Gastric Neoplasms
Gastric Neoplasms
Definition | Aetiology | Pathophysiology | Risk Factors | Signs and Symptoms | Investigations | Management
Definition
Gastric neoplasms refer to abnormal growths in the stomach, which can be benign (polyps, gastrointestinal stromal tumours) or malignant (gastric adenocarcinoma, lymphoma, carcinoid tumours).
Aetiology
- Gastric adenocarcinoma (90-95% of cases): develops from chronic inflammation or intestinal metaplasia.
- Gastrointestinal stromal tumours (GISTs): mesenchymal tumours arising from interstitial cells of Cajal.
- Gastric lymphoma: associated with Helicobacter pylori infection.
- Carcinoid tumours: neuroendocrine tumours arising from enterochromaffin cells.
Pathophysiology
- Chronic gastritis (due to H. pylori or autoimmune disease) leads to intestinal metaplasia and dysplasia.
- Progression to invasive gastric adenocarcinoma occurs with further genetic mutations.
- GISTs arise from mutations in the KIT or PDGFRA genes.
Risk factors
- H. pylori infection (strongest risk factor for gastric adenocarcinoma).
- Smoking and excessive alcohol consumption.
- Diet high in salted, smoked, or pickled foods.
- Pernicious anaemia and atrophic gastritis.
- Family history of gastric cancer.
- Previous gastric surgery (e.g., Billroth II procedure).
Signs and symptoms
- Early-stage disease: often asymptomatic or vague dyspepsia.
- Weight loss: unintentional and progressive.
- Persistent epigastric pain.
- Dysphagia: if tumour is near the gastroesophageal junction.
- Early satiety: due to gastric outlet obstruction.
- Iron-deficiency anaemia: from occult gastrointestinal bleeding.
- Palpable epigastric mass: suggests advanced disease.
- Virchow’s node: left supraclavicular lymphadenopathy (metastatic disease).
- Sister Mary Joseph nodule: periumbilical metastasis.
Investigations
- Blood tests:
- Full blood count (may show anaemia).
- Liver function tests (assess for metastases).
- Tumour markers: CA 19-9 and CEA (not diagnostic but useful for monitoring).

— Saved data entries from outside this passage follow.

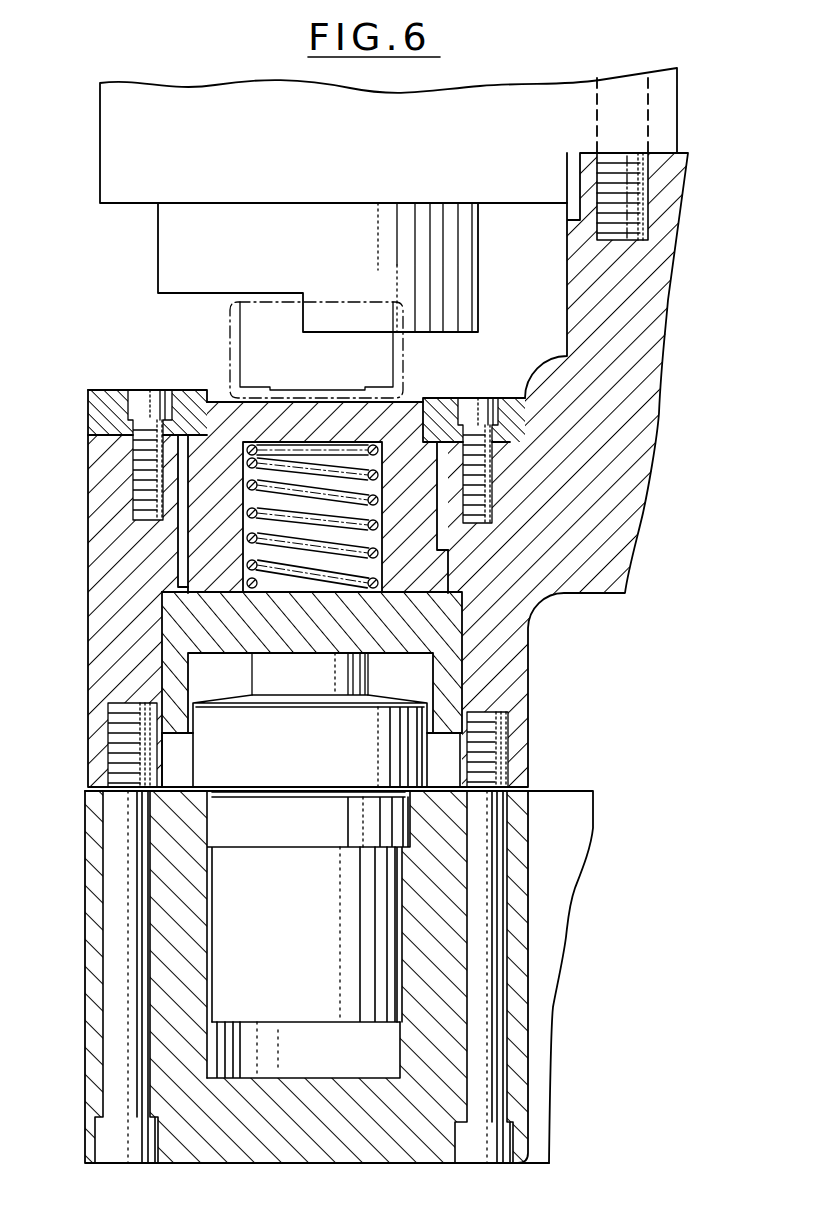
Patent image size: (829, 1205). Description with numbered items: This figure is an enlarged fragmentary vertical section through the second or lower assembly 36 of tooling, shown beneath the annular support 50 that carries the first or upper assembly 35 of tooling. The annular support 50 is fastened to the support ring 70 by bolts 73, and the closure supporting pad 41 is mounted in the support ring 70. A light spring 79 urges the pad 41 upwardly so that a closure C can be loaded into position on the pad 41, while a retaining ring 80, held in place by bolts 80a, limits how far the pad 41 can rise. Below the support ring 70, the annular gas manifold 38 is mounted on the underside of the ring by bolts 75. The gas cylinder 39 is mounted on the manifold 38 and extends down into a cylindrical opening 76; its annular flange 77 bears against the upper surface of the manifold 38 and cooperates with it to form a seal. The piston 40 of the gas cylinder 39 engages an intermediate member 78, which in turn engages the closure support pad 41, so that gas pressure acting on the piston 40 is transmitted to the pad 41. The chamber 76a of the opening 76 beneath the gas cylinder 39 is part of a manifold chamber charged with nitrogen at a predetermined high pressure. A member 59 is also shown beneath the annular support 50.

The first or upper assembly of tooling 35 is at (136, 73).
The annular support 50 is at (105, 155).
The projection member 59 is at (158, 250).
The bolts 73 is at (632, 226).
The closure C is at (405, 365).
The closure supporting pad 41 is at (213, 413).
The light spring 79 is at (300, 467).
The retaining ring 80 is at (90, 413).
The bolts 80a is at (144, 400).
The support ring 70 is at (95, 570).
The intermediate member 78 is at (447, 631).
The second or lower assembly of tooling 36 is at (552, 705).
The piston 40 is at (280, 685).
The annular flange 77 is at (308, 768).
The annular gas manifold 38 is at (74, 998).
The bolts 75 is at (120, 922).
The cylindrical openings 76 is at (212, 900).
The gas cylinder 39 is at (262, 971).
The chamber 76a is at (315, 1064).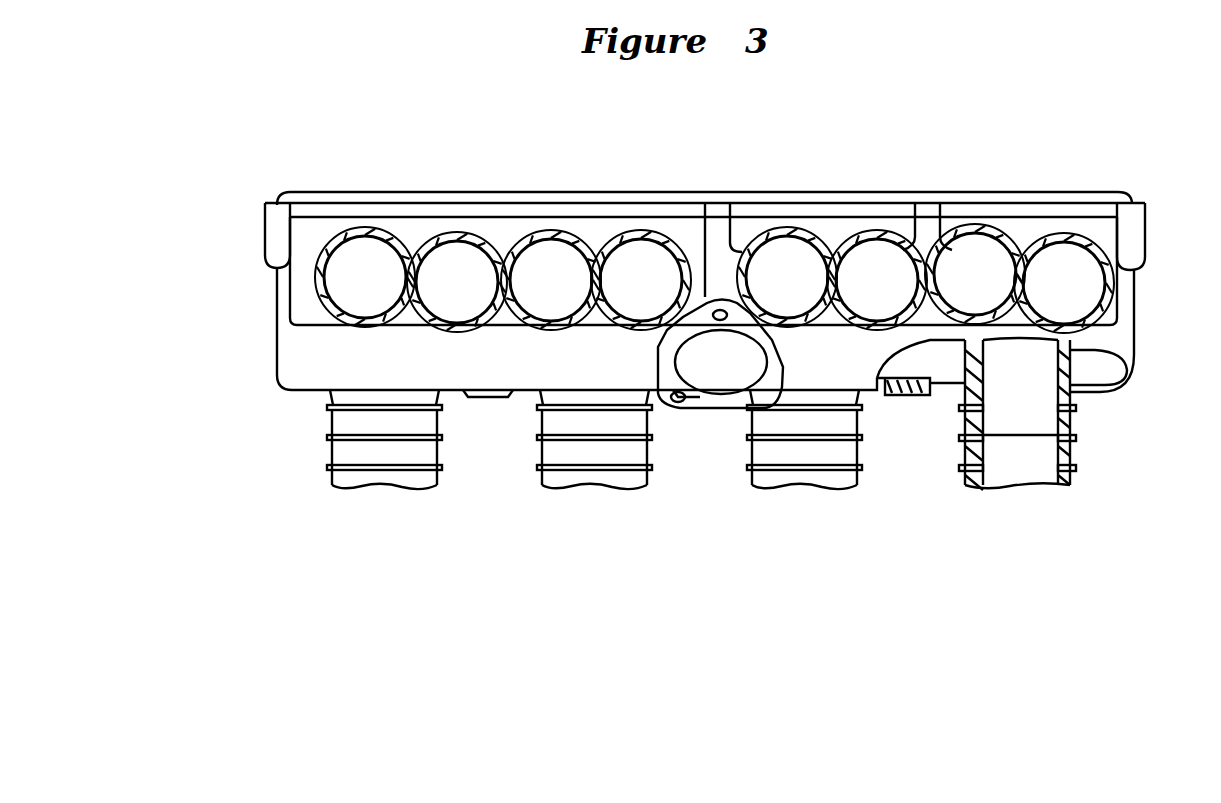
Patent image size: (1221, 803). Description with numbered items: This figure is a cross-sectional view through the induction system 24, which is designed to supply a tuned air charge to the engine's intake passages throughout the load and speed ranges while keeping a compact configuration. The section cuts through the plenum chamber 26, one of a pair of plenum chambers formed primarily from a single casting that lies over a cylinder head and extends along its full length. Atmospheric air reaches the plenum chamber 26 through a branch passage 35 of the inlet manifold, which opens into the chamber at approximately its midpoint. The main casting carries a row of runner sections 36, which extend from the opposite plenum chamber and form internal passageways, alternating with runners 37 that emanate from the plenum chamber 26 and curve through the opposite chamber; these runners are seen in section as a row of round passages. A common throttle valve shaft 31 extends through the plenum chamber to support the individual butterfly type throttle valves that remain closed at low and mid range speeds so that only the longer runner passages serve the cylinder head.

The induction system 24 is at (243, 183).
The second plenum chamber 26 is at (1152, 296).
The throttle valve shaft 31 is at (338, 453).
The branch passage 35 is at (720, 375).
The runner sections 36 is at (455, 262).
The runners 37 is at (350, 262).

- Endoscopy with biopsy (gold standard): confirms diagnosis and histological type.
- CT chest/abdomen/pelvis: assesses tumour staging.
- Endoscopic ultrasound: evaluates tumour invasion depth.
- PET-CT: identifies distant metastases.
Management
1. Early-Stage Disease:
- Endoscopic resection: if confined to mucosa (T1a disease).
- Surgical resection (gastrectomy): partial or total gastrectomy with lymph node dissection.
2. Locally Advanced Disease:
- Neoadjuvant chemotherapy: often FLOT regimen (5-FU, leucovorin, oxaliplatin, docetaxel).
- Radical gastrectomy: with D2 lymphadenectomy.
- Adjuvant chemotherapy: if high-risk features present.
3. Metastatic Disease:
- Palliative chemotherapy: e.g., fluoropyrimidines, platinum agents.
- Targeted therapy: HER2 inhibitors (trastuzumab) if HER2-positive.
- Symptomatic relief: nutritional support, analgesia.